Other inexplicable elements abound. At one point, addressing the Whos from their town square, the Grinch uses a piece of mistletoe to invite the assembled crowd to kiss his ass. Later, in a flashback, a Baby Grinch witnesses Who holiday festivities: the Who-hostess is collecting the men’s car keys in a large bowl for what is obviously a wife-swapping party. I thought this was a children’s film.

In fact, this is the second highest grossing Christmas film of all time: a cynical and empty exercise that grossed $250 million worldwide, and that actually purports to decry the commercialization of Christmas.

Wait! What is that I hear? Is it the sound of the assembled Whos, joyfully singing “Fah who foraze! Dah who doraze!” in the beloved cartoon?

Why, no! It is the sound of Dr. Seuss, spinning in his grave.

But the strangest change of all comes when we are shown that the Grinch, from a very young age, had tremendous strength. In another flashback, the teenage Grinch hoists an enormous Christmas tree and lobs it through a plate glass window. Uh-oh.

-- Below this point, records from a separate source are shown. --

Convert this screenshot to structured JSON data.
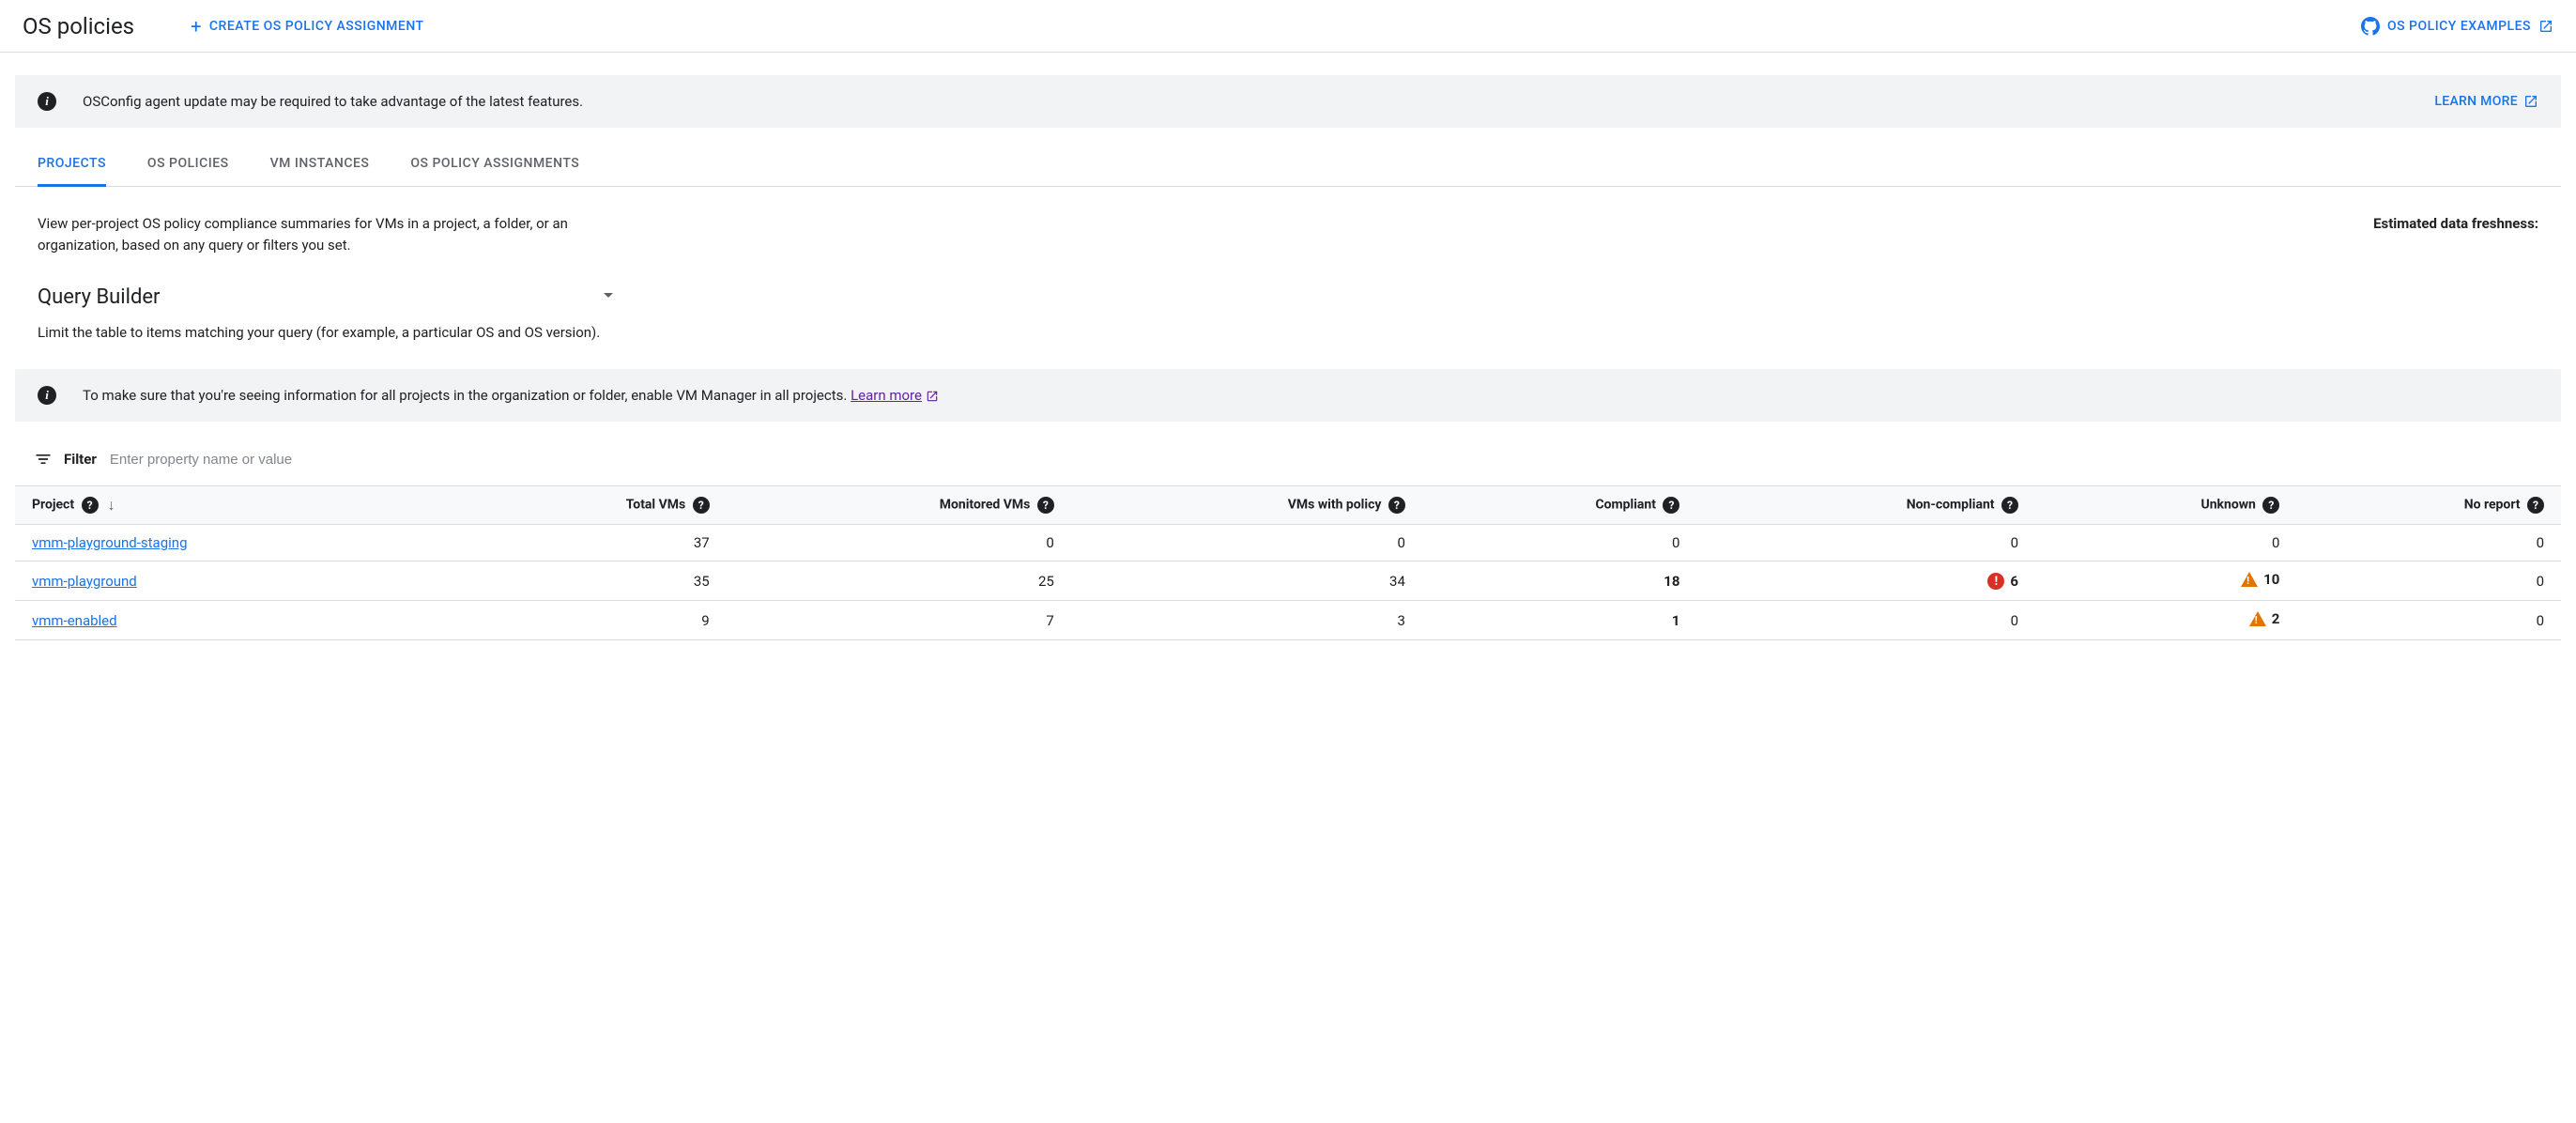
{
  "header": {
    "title": "OS policies",
    "create_label": "CREATE OS POLICY ASSIGNMENT",
    "examples_label": "OS POLICY EXAMPLES"
  },
  "banner1": {
    "text": "OSConfig agent update may be required to take advantage of the latest features.",
    "learn_more": "LEARN MORE"
  },
  "tabs": [
    {
      "label": "PROJECTS",
      "active": true
    },
    {
      "label": "OS POLICIES",
      "active": false
    },
    {
      "label": "VM INSTANCES",
      "active": false
    },
    {
      "label": "OS POLICY ASSIGNMENTS",
      "active": false
    }
  ],
  "projects_tab": {
    "description": "View per-project OS policy compliance summaries for VMs in a project, a folder, or an organization, based on any query or filters you set.",
    "freshness_label": "Estimated data freshness:"
  },
  "query_builder": {
    "title": "Query Builder",
    "description": "Limit the table to items matching your query (for example, a particular OS and OS version)."
  },
  "banner2": {
    "text_before": "To make sure that you're seeing information for all projects in the organization or folder, enable VM Manager in all projects. ",
    "link": "Learn more"
  },
  "filter": {
    "label": "Filter",
    "placeholder": "Enter property name or value"
  },
  "table": {
    "columns": [
      "Project",
      "Total VMs",
      "Monitored VMs",
      "VMs with policy",
      "Compliant",
      "Non-compliant",
      "Unknown",
      "No report"
    ],
    "rows": [
      {
        "project": "vmm-playground-staging",
        "total": 37,
        "monitored": 0,
        "policy": 0,
        "compliant": 0,
        "noncompliant": 0,
        "unknown": 0,
        "noreport": 0,
        "compliant_bold": false,
        "nc_icon": false,
        "unk_icon": false
      },
      {
        "project": "vmm-playground",
        "total": 35,
        "monitored": 25,
        "policy": 34,
        "compliant": 18,
        "noncompliant": 6,
        "unknown": 10,
        "noreport": 0,
        "compliant_bold": true,
        "nc_icon": true,
        "unk_icon": true
      },
      {
        "project": "vmm-enabled",
        "total": 9,
        "monitored": 7,
        "policy": 3,
        "compliant": 1,
        "noncompliant": 0,
        "unknown": 2,
        "noreport": 0,
        "compliant_bold": true,
        "nc_icon": false,
        "unk_icon": true
      }
    ]
  }
}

In their wrong-headed and unnecessary attempts to provide the Grinch with a backstory, the screenwriters have negated the climax of the work. They seem to want a literal and rational explanation for how the Grinch is able to save the over-burdened sleigh at the climax of the film. Silly, sentimental me. I thought it was a miracle: when the Grinch realized “Christmas does not come from a store, that perhaps, just perhaps, it was a little bit more,” his heart grew ten sizes (plus two!), he was able to lift that impossible sleigh and save the day. The Grinch was filled with the power of the true spirit of Christmas!

“No,” this cynical and sickening film answers, “he was always just strong.
The end.  Go home.  You want a Grinch doll with that? Ten bucks.”

BETTER YET: Buy the book. Read it to your kids. Do the funny voices – they like that. Give your kids a hug. Merry Christmas.